Sequential minimal optimization for quantum-classical hybrid algorithms (1903.12166v1)

Abstract: We propose a sequential minimal optimization method for quantum-classical hybrid algorithms, which converges faster, is robust against statistical error, and is hyperparameter-free. Specifically, the optimization problem of the parameterized quantum circuits is divided into solvable subproblems by considering only a subset of the parameters. In fact, if we choose a single parameter, the cost function becomes a simple sine curve with period $2\pi$, and hence we can exactly minimize with respect to the chosen parameter. Furthermore, even in general cases, the cost function is given by a simple sum of trigonometric functions with certain periods and hence can be minimized by using a classical computer. By repeatedly performing this procedure, we can optimize the parameterized quantum circuits so that the cost function becomes as small as possible. We perform numerical simulations and compare the proposed method with existing gradient-free and gradient-based optimization algorithms. We find that the proposed method substantially outperforms the existing optimization algorithms and converges to a solution almost independent of the initial choice of the parameters. This accelerates almost all quantum-classical hybrid algorithms readily and would be a key tool for harnessing near-term quantum devices.

Sequential Minimal Optimization for Quantum-Classical Hybrid Algorithms

In the presented research, the authors propose a sequential minimal optimization method specifically designed to enhance quantum-classical hybrid algorithms that employ parameterized quantum circuits. This method displays faster convergence, robustness against statistical error, and notable efficiency due to its hyperparameter-free characteristic.

Overview of the Method

The core of the technique lies in dividing the optimization problem by selecting a subset of parameters within the quantum circuit, thereby transforming the cost function into a simple sine curve with a period $2\pi$ for each chosen parameter. Taking advantage of this sine function characteristic, exact minimization can be achieved with respect to a single parameter at a time. In general scenarios, this translates the cost function into a sum of trigonometric functions, which can be minimized effectively using classical computing resources. Through iterative updates of each parameter, the quantum circuits are optimized to achieve minimal values in their cost functions.
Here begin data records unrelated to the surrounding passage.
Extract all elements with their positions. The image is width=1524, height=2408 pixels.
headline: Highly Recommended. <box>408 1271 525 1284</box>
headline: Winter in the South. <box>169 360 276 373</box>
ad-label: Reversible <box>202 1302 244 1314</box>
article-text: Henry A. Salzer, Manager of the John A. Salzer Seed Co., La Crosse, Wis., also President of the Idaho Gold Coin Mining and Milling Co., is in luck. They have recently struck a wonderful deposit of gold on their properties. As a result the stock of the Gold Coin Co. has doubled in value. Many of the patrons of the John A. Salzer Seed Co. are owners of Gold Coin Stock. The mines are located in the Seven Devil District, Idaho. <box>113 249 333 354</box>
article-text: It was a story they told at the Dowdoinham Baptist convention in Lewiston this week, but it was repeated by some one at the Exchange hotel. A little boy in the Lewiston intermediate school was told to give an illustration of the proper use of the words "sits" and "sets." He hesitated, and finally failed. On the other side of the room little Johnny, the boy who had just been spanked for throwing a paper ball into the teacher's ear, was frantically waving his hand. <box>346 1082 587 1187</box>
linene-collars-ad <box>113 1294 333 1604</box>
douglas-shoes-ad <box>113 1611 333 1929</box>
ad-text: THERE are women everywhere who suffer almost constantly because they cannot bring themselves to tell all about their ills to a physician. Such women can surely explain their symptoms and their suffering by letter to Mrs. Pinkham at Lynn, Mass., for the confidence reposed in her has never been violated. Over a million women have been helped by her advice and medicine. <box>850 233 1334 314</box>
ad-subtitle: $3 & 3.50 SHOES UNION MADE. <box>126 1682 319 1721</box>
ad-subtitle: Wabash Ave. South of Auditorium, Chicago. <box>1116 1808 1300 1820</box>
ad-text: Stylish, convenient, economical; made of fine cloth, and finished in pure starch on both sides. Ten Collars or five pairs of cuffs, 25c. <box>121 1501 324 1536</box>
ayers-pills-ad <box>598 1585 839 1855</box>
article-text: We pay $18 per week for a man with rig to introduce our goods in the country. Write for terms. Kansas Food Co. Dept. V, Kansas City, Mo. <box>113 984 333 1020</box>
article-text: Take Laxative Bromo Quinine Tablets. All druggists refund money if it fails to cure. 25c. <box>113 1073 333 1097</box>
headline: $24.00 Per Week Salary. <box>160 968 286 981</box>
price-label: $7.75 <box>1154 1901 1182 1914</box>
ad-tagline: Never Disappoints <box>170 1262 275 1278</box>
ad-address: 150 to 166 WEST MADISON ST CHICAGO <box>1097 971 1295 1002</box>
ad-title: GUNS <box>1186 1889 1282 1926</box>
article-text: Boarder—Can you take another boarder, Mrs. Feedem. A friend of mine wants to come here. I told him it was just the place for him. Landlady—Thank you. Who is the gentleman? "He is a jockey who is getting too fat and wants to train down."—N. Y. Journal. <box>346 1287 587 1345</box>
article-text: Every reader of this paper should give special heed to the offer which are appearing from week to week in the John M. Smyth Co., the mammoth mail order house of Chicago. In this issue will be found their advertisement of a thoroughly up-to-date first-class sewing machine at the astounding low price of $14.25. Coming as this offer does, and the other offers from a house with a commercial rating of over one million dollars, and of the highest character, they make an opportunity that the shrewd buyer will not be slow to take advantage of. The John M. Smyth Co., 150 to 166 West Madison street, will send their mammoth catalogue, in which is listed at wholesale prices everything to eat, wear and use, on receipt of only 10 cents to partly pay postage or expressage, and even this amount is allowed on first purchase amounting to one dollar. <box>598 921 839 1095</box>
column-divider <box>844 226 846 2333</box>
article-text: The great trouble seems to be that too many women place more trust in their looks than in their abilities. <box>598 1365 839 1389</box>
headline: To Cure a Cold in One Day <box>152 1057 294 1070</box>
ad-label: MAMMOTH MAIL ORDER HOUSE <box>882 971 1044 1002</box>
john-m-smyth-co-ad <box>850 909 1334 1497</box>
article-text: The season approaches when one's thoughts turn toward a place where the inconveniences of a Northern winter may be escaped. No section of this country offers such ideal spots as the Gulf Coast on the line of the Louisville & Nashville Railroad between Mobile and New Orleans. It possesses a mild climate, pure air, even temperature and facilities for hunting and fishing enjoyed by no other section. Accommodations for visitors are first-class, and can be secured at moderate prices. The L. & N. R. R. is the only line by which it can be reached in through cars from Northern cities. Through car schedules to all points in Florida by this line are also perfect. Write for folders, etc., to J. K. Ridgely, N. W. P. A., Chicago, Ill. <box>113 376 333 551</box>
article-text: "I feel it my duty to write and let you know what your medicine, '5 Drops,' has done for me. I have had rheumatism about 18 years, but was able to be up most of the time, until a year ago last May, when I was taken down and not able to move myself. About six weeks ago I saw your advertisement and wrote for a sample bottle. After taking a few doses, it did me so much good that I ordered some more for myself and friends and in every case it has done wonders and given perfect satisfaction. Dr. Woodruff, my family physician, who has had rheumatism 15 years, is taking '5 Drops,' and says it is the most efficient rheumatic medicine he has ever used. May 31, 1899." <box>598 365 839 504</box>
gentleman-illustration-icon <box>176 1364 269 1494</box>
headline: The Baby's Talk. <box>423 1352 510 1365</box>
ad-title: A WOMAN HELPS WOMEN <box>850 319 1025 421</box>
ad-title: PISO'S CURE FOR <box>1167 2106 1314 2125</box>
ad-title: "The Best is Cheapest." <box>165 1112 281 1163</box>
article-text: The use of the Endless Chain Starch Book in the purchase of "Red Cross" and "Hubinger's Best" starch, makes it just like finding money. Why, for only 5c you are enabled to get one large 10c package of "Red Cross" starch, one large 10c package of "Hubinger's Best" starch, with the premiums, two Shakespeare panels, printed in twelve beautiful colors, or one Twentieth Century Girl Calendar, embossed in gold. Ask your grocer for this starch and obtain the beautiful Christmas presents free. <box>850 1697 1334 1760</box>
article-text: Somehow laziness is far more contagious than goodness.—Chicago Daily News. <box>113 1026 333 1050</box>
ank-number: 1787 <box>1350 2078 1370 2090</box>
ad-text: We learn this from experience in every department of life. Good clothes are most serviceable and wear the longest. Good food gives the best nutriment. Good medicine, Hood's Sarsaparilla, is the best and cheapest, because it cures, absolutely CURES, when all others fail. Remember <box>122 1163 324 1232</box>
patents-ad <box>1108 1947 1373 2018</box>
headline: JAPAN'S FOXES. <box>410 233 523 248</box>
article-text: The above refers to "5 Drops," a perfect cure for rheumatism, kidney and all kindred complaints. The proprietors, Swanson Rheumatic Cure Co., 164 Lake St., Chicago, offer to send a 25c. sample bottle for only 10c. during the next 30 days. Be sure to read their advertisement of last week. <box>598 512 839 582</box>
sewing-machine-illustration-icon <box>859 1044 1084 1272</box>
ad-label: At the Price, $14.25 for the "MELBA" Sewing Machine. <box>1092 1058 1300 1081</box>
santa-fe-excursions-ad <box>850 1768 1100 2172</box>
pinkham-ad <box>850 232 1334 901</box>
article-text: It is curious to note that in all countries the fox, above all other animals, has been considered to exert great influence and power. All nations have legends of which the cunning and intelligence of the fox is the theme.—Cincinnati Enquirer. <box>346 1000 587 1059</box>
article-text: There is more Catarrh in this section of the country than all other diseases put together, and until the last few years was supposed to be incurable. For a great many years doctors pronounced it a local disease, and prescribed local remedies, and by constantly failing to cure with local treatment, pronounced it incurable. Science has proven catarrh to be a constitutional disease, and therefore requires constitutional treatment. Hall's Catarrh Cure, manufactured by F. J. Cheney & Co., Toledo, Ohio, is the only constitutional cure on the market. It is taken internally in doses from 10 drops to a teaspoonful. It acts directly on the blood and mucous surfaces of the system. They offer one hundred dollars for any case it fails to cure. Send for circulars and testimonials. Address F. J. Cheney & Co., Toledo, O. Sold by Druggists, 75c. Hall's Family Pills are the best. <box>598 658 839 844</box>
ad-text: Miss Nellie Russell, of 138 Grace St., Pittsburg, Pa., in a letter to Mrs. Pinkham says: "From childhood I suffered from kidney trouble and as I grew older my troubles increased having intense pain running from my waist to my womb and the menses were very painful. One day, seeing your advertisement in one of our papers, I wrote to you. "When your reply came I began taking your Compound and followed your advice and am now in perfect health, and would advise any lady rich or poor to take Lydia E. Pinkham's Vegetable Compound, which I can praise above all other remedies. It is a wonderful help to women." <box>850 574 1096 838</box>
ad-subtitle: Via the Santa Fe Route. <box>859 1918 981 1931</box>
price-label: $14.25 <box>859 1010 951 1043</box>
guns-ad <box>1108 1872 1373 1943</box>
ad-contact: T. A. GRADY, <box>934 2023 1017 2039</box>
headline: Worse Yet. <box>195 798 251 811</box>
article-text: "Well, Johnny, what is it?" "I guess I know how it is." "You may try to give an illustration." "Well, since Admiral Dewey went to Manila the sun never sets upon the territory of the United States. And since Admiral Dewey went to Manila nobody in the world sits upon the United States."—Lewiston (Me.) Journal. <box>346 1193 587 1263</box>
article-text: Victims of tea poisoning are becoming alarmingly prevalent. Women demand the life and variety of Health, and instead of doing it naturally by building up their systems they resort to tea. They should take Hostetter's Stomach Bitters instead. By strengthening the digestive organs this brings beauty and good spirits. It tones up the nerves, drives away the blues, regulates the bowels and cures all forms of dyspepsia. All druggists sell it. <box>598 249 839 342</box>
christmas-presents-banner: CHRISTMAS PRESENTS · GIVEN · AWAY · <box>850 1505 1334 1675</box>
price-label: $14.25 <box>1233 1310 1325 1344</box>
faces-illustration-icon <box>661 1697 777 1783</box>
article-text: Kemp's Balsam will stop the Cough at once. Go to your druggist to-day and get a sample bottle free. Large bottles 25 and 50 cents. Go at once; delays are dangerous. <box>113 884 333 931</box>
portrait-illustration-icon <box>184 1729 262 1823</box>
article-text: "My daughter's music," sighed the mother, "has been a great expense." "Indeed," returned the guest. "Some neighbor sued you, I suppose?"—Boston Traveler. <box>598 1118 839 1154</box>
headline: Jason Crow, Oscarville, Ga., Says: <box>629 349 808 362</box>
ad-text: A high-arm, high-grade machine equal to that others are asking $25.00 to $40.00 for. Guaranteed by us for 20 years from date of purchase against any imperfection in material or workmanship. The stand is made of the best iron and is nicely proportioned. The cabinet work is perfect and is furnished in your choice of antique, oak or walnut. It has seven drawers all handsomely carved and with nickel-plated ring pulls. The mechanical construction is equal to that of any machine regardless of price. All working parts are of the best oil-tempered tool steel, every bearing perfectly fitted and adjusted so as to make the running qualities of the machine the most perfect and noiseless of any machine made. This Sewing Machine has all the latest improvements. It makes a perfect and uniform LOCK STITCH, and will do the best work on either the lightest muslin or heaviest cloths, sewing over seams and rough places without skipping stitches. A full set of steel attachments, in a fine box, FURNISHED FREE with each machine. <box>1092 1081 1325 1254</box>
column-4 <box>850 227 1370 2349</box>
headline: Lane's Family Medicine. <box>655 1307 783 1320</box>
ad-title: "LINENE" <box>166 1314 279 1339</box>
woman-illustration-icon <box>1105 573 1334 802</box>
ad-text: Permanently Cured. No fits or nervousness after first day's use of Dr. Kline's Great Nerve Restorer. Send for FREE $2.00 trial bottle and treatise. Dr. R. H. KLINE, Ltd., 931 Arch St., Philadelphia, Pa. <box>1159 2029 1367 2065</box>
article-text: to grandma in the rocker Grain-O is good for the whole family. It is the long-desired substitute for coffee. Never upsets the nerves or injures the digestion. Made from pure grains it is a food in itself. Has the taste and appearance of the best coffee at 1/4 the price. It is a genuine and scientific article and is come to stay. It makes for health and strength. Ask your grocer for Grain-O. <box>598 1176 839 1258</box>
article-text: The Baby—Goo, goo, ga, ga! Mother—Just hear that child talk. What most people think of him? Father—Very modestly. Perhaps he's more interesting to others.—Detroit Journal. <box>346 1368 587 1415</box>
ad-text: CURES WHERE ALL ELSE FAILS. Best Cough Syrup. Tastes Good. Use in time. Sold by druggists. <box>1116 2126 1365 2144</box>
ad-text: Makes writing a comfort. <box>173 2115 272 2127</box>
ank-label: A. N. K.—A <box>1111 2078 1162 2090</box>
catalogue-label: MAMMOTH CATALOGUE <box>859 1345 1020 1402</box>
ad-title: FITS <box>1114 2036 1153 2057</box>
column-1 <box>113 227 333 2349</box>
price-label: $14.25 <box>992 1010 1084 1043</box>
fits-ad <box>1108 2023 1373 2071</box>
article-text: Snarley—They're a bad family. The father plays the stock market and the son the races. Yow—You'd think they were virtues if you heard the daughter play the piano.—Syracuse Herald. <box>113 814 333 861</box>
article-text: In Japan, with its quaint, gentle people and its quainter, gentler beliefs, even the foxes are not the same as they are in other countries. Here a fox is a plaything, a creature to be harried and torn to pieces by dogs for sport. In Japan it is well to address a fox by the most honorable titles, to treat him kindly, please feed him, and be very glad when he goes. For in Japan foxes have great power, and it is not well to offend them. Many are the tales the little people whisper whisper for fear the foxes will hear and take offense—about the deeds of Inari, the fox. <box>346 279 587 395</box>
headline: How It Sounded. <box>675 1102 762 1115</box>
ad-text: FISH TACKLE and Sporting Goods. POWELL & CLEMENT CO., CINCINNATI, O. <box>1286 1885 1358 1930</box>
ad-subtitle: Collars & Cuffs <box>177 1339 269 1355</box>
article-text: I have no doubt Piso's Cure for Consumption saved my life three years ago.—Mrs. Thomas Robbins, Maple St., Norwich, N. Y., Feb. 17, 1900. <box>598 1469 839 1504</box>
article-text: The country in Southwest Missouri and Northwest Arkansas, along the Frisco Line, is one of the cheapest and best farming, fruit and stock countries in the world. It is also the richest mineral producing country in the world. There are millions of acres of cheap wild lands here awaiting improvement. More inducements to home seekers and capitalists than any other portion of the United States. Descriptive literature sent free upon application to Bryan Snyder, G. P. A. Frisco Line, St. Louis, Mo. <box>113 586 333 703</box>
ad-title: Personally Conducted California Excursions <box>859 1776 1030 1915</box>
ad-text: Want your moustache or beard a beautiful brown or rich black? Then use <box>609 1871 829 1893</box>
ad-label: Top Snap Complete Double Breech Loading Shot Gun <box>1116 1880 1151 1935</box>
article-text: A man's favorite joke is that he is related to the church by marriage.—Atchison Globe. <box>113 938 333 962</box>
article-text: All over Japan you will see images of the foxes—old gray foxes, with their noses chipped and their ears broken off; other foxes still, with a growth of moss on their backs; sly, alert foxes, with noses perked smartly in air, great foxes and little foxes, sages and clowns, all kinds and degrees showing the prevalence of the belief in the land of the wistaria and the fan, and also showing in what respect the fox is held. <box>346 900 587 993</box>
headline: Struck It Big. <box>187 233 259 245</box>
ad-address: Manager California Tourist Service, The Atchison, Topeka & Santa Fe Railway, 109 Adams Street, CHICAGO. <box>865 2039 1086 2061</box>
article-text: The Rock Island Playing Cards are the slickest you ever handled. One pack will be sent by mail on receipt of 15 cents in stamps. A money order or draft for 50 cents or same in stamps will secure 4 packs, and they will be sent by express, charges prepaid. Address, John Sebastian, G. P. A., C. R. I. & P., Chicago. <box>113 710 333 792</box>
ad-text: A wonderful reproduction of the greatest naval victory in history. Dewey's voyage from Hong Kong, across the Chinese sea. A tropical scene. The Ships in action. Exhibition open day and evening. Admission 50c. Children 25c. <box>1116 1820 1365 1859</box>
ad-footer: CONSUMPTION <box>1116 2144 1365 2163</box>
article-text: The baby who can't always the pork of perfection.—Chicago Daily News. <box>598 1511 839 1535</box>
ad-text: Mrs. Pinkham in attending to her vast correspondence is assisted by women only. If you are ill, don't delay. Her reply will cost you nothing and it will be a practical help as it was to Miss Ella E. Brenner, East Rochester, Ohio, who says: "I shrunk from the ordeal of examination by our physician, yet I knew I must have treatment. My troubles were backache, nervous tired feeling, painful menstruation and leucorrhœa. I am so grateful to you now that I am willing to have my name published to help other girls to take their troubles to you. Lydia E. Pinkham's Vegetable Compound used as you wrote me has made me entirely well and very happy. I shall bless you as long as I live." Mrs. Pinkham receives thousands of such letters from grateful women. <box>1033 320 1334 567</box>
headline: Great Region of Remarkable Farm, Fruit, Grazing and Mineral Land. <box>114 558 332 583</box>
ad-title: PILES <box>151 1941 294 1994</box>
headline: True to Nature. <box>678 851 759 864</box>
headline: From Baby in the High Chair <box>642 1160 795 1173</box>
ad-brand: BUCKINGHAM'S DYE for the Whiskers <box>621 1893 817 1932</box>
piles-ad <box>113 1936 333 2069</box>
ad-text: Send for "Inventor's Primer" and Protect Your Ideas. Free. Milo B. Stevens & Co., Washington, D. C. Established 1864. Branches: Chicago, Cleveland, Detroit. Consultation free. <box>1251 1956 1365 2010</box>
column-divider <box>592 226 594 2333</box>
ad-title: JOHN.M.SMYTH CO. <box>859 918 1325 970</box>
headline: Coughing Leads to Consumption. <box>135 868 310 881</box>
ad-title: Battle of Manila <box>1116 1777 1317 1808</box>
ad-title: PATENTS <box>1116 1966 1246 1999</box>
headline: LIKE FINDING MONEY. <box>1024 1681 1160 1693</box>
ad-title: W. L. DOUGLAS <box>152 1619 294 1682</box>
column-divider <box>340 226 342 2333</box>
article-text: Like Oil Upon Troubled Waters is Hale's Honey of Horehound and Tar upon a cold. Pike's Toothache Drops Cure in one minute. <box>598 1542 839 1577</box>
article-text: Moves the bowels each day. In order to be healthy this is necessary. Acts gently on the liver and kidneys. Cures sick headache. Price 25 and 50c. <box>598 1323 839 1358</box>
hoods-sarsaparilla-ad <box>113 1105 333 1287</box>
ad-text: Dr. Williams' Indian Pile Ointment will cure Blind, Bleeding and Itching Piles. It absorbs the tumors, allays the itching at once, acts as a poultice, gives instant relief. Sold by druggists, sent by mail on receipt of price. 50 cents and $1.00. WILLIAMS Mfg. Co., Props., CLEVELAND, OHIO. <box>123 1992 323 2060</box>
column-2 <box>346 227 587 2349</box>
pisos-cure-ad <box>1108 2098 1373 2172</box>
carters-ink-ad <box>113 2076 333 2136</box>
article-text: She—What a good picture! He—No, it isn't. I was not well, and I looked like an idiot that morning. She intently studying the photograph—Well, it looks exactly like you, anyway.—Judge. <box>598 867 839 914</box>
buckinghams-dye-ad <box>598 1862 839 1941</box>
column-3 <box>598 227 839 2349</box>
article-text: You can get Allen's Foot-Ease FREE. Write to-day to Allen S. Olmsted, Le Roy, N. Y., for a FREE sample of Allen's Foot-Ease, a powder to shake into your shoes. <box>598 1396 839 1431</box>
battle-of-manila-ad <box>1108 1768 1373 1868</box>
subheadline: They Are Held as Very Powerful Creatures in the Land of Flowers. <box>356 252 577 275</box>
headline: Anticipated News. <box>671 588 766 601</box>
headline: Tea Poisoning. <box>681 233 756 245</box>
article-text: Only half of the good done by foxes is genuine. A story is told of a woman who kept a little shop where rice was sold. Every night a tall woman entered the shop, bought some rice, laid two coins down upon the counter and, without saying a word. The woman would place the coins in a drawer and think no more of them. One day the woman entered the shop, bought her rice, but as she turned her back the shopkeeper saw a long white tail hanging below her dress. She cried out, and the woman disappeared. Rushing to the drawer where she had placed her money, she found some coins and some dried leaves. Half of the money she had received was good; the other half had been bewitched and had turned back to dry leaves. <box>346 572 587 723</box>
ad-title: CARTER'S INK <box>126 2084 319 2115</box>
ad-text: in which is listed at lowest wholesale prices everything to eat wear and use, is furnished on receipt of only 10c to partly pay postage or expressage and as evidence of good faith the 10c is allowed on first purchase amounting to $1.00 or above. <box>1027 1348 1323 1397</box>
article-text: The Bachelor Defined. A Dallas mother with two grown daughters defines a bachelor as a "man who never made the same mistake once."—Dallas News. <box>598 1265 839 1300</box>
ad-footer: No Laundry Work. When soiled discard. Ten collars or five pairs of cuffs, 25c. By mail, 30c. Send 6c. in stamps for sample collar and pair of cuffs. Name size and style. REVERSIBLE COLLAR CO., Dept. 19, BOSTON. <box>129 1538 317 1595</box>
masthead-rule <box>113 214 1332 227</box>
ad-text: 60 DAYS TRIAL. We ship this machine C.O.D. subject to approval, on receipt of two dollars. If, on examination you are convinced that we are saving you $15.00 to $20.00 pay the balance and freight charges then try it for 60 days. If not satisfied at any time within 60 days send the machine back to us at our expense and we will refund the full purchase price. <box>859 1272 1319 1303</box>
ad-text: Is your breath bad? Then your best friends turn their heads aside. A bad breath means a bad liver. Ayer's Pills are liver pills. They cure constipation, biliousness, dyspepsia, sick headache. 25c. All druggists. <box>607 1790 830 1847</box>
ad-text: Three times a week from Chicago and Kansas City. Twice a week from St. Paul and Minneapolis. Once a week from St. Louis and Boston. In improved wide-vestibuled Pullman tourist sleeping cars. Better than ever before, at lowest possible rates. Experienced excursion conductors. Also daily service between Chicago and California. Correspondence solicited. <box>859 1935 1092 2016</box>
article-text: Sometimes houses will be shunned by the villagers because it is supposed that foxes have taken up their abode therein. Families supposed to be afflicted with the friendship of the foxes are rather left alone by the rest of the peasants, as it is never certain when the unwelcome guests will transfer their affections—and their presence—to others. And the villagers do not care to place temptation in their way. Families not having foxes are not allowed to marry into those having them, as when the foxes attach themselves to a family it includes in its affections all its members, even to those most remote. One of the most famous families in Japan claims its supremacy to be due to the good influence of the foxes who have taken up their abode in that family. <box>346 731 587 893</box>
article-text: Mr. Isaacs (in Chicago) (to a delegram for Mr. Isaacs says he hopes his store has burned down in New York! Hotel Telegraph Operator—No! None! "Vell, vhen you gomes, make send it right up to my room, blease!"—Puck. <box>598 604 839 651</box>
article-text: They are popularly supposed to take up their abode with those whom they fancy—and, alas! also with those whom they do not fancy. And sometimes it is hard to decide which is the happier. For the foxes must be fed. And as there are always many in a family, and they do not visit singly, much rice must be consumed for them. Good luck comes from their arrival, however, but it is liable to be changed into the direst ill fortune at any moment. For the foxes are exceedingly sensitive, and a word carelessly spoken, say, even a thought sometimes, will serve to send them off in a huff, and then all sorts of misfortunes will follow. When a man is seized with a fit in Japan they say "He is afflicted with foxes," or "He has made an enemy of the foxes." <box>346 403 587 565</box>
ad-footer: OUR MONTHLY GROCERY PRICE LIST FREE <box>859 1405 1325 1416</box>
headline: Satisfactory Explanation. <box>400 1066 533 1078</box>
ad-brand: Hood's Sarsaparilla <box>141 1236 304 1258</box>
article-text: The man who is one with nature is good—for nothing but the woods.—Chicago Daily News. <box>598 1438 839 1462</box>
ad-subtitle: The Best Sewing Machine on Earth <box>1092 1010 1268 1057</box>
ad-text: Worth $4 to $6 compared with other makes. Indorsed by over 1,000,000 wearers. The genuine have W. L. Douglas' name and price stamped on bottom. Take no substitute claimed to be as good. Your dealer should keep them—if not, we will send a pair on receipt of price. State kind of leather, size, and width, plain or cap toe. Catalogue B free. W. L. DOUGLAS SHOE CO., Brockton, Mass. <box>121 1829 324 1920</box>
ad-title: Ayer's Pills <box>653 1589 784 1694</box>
Comparative Performance and Numerical Simulations

The authors performed extensive numerical simulations comparing their proposed method against existing gradient-free and gradient-based optimization algorithms. Their findings compellingly demonstrate that their method significantly outperforms current optimization strategies. An outstanding feature of the proposed method is its convergence independence from initial parameter selections, offering substantial robustness and reliability. This is particularly notable when operating on noisy intermediate-scale quantum (NISQ) devices, which are characterized by significant statistical errors due to limited quantum error correction capabilities.

Implications and Future Directions

The implications of this research extend beyond accelerating quantum-classical hybrid algorithms. The approach offers a promising pathway to optimizing quantum circuits necessary for NISQ devices, making it crucial in practical quantum computing applications. By reducing dependency on initial conditions and providing a hyperparameter-free setup, this method aligns well with real-world demands in deploying variational algorithms on actual quantum hardware.

Theoretical implications suggest a shift towards optimization methods that leverage unique properties of quantum circuits' parameterized structures rather than traditional optimization that may not fully harness the quantum systems' potential. Future developments might explore expanding this framework to multi-parameter optimizations or even addressing systems beyond quantum.

This method could set a cornerstone for advancing quantum computing practices and aligns with pursuits to operate near-term quantum devices efficiently. Furthermore, integrating this into classical variational models, such as MERA or quantum-inspired neural networks, can pave the way for innovative cross-disciplinary applications.

The authors have emphasized the simplicity and deterministic nature of their optimization routine, highlighting its practicality and ease of implementation. As the field progresses toward usable quantum computing, methods that enhance efficiency and accuracy, like the one discussed, will continue to gain traction and importance.